Warner Bros. stars Bette Davis & John Garfield were the driving force behind the Hollywood Canteen, the WWII nightclub where actors ‘bussed table’ for enlisted men. But the film HOLLYWOOD CANTEEN/’44 probably isn’t the patriotic All-Star Warner Bros. revue you vaguely recall, it’s this one. Here, Garfield sings ‘Blues in the Night,’ a bit flat, but recorded live, not synch’d; and Davis sings ‘They’re Either Too Young or Too Old,’ equally flat but who cares. Most of the speciality numbers from Arthur Schwartz (music) & Frank Loesser (lyrics) are dandy (Hattie McDaniel, Errol Flynn, Ann Sheridan, Jack Carson & Alan Hale; all standouts) and carry you thru the needlessly tiresome plot with Eddie Cantor, Dinah Shore, Joan Leslie & Dennis Morgan. Cantor gets a double role; and that’s a lot of Cantor! A shame since he shines in a solo spot and, in a panicky hospital scene, still shows the immaculate vaudeville technique of his palmy Ziegfeld Follies days.

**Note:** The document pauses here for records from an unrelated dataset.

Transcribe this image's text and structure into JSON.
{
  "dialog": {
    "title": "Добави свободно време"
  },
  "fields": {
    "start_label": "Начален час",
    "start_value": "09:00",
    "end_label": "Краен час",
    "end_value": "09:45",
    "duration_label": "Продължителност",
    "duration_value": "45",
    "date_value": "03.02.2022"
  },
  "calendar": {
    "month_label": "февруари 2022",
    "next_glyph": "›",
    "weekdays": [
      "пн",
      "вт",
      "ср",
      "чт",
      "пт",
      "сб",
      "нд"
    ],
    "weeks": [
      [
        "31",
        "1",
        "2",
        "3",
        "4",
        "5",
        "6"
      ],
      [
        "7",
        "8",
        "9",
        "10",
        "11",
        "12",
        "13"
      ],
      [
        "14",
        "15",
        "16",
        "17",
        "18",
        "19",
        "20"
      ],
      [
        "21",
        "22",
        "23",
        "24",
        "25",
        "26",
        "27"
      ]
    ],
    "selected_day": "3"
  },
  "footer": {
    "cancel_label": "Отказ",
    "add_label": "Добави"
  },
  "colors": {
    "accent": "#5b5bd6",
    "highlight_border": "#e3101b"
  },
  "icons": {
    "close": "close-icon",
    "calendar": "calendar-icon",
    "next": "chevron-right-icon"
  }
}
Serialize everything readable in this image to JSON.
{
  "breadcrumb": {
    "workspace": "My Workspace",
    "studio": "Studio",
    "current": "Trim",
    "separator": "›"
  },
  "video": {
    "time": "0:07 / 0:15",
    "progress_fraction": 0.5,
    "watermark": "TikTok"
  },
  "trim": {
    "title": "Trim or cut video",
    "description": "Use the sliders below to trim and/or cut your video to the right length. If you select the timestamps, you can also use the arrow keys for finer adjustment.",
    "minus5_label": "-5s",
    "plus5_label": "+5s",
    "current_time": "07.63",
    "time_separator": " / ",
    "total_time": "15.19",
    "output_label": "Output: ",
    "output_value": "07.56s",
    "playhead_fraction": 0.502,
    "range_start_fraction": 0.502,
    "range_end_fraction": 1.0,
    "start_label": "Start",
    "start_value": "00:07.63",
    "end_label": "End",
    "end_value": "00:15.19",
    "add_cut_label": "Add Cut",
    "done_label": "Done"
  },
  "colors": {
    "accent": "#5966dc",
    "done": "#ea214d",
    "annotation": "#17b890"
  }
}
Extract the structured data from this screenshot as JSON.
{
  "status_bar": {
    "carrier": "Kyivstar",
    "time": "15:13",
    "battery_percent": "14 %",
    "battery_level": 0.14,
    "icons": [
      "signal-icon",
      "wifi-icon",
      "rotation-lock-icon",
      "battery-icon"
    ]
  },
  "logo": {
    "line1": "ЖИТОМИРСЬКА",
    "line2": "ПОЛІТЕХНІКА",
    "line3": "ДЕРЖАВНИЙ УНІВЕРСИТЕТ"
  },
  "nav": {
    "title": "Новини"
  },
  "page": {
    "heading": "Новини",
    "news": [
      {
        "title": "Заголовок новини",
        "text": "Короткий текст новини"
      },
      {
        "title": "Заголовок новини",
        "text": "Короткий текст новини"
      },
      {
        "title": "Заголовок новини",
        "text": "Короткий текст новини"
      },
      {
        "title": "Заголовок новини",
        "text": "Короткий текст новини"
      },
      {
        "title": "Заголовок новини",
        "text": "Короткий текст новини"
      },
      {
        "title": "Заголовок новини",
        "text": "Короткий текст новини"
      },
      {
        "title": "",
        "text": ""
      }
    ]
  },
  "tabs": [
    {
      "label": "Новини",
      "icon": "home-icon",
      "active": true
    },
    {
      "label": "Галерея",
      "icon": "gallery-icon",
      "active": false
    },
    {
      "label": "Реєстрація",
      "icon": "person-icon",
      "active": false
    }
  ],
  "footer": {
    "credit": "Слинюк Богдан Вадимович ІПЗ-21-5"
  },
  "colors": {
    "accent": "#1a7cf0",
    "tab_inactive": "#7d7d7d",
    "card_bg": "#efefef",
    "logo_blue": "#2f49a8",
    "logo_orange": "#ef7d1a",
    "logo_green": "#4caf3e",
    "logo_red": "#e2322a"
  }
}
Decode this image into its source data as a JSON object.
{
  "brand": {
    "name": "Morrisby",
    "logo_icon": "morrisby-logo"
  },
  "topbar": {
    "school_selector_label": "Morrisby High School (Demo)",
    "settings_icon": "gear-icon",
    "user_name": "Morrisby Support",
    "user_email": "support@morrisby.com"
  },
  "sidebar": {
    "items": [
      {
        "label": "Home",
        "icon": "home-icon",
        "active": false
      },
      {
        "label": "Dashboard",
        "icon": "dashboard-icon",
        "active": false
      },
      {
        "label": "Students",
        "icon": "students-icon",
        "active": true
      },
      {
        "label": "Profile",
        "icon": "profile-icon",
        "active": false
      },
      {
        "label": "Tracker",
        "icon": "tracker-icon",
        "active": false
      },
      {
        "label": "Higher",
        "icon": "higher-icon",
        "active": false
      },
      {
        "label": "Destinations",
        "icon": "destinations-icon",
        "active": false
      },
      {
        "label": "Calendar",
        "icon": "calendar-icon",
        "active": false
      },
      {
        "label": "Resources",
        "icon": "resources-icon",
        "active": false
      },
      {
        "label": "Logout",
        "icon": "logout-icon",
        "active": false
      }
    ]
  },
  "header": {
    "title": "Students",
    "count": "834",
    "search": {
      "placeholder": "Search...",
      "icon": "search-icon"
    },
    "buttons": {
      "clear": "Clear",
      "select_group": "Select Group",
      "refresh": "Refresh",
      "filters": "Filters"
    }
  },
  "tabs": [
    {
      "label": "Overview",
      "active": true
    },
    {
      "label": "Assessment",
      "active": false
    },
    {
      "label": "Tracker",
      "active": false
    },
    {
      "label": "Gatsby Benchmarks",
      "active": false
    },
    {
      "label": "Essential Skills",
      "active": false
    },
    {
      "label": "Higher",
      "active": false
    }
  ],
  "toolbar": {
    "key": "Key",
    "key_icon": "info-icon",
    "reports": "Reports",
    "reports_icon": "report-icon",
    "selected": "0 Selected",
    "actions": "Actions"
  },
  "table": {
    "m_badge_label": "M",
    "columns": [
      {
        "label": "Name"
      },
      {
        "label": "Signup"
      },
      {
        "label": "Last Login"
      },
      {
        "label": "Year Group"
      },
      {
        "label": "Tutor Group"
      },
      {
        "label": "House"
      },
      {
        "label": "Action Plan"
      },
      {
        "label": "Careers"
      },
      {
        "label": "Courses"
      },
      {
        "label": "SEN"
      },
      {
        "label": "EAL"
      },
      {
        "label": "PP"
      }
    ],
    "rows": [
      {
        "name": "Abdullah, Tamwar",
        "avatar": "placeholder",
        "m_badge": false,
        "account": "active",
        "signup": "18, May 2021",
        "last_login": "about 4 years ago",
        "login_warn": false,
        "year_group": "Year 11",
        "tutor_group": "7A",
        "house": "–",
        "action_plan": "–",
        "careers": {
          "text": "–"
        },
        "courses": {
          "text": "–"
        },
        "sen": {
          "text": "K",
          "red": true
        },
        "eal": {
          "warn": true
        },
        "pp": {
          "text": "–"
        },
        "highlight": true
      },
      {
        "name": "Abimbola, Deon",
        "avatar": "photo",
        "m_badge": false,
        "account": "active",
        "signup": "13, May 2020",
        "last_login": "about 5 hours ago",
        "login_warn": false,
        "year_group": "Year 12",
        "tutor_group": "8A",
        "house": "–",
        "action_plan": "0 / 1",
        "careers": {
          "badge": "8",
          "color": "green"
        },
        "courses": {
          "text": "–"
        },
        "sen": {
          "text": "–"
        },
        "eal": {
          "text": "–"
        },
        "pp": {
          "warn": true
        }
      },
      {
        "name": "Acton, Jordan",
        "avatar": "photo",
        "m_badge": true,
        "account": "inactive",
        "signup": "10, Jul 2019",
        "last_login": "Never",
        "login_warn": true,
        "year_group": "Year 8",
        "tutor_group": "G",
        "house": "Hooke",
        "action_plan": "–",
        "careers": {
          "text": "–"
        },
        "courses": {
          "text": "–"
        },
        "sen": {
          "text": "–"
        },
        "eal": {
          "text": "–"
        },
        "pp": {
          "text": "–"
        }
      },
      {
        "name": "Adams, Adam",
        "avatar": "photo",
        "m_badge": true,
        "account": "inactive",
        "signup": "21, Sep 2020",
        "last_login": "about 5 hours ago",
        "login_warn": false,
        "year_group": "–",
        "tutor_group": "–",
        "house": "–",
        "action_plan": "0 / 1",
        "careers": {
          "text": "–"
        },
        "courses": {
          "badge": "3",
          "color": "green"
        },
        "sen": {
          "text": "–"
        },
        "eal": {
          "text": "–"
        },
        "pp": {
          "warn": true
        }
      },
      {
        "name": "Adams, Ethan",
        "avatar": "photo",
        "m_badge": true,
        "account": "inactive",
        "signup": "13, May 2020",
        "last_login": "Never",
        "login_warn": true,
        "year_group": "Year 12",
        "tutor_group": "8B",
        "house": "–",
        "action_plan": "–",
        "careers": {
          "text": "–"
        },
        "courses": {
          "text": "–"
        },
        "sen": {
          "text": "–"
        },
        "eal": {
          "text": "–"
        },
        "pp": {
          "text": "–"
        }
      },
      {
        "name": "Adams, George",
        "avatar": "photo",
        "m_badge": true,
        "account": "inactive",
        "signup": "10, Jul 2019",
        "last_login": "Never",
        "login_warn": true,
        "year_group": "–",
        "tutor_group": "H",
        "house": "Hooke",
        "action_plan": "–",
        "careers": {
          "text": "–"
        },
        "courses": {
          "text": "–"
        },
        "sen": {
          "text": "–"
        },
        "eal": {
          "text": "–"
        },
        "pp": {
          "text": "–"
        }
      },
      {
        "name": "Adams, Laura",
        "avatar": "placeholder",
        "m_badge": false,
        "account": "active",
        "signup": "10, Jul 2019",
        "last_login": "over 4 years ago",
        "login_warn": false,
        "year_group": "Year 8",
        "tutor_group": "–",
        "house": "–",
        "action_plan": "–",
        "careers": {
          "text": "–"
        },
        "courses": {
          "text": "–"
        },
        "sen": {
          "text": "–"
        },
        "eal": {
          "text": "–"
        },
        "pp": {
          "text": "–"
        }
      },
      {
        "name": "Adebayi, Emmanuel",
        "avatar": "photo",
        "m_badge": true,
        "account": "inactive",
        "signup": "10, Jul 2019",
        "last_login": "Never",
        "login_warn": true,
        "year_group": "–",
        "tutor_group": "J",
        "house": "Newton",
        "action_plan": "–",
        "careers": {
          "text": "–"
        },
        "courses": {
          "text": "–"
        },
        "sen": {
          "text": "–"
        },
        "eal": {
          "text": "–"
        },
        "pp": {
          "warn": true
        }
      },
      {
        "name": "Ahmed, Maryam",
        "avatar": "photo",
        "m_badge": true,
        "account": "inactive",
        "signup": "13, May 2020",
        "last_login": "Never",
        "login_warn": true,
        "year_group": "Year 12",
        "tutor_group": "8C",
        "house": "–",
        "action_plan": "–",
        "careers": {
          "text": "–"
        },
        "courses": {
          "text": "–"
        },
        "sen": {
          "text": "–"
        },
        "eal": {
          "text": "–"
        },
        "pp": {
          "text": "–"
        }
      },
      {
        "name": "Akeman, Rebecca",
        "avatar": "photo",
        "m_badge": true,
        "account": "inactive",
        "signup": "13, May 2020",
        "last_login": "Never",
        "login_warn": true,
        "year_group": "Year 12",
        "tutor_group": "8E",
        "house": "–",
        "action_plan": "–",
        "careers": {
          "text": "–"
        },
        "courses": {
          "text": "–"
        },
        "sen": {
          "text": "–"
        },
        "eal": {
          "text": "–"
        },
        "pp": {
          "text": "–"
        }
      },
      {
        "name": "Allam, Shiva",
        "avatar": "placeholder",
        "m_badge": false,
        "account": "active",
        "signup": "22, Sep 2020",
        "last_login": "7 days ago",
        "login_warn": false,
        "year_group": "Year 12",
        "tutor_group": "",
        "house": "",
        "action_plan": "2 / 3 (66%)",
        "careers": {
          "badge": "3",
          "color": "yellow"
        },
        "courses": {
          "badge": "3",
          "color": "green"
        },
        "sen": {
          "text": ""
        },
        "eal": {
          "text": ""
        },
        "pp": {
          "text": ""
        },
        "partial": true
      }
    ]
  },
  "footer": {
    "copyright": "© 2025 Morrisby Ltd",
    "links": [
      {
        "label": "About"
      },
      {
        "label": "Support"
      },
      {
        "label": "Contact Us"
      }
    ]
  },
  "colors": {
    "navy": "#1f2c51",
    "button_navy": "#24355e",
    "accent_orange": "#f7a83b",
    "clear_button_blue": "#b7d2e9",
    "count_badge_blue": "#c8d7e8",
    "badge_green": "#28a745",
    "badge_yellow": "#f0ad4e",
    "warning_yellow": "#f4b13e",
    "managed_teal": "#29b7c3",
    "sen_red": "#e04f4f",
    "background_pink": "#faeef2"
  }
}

SCREWY THOUGHT OF THE DAY: Hattie McDaniel really tears the place apart in ICE COLD KATIE. Wonder if they snipped it out down South the way M-G-M did when a Lena Horne number threw off too much heat? Or did McDaniel’s heft make black sexiness (or is it sexy blackness?) safe below the Mason-Dixon line?
DOUBLE-BILL: Rather than HOLLYWOOD CANTEEN or the East Coast STAGE DOOR CANTEEN/’43, take a step up to the Restored Edition of Irving Berlin’s THIS IS THE ARMY/’43 out on Warners. Even with the addition of a cornpone story, it remains a whopping good show. But beware of any leftover Public Domain issues. They may be cheap, but they’re no bargain.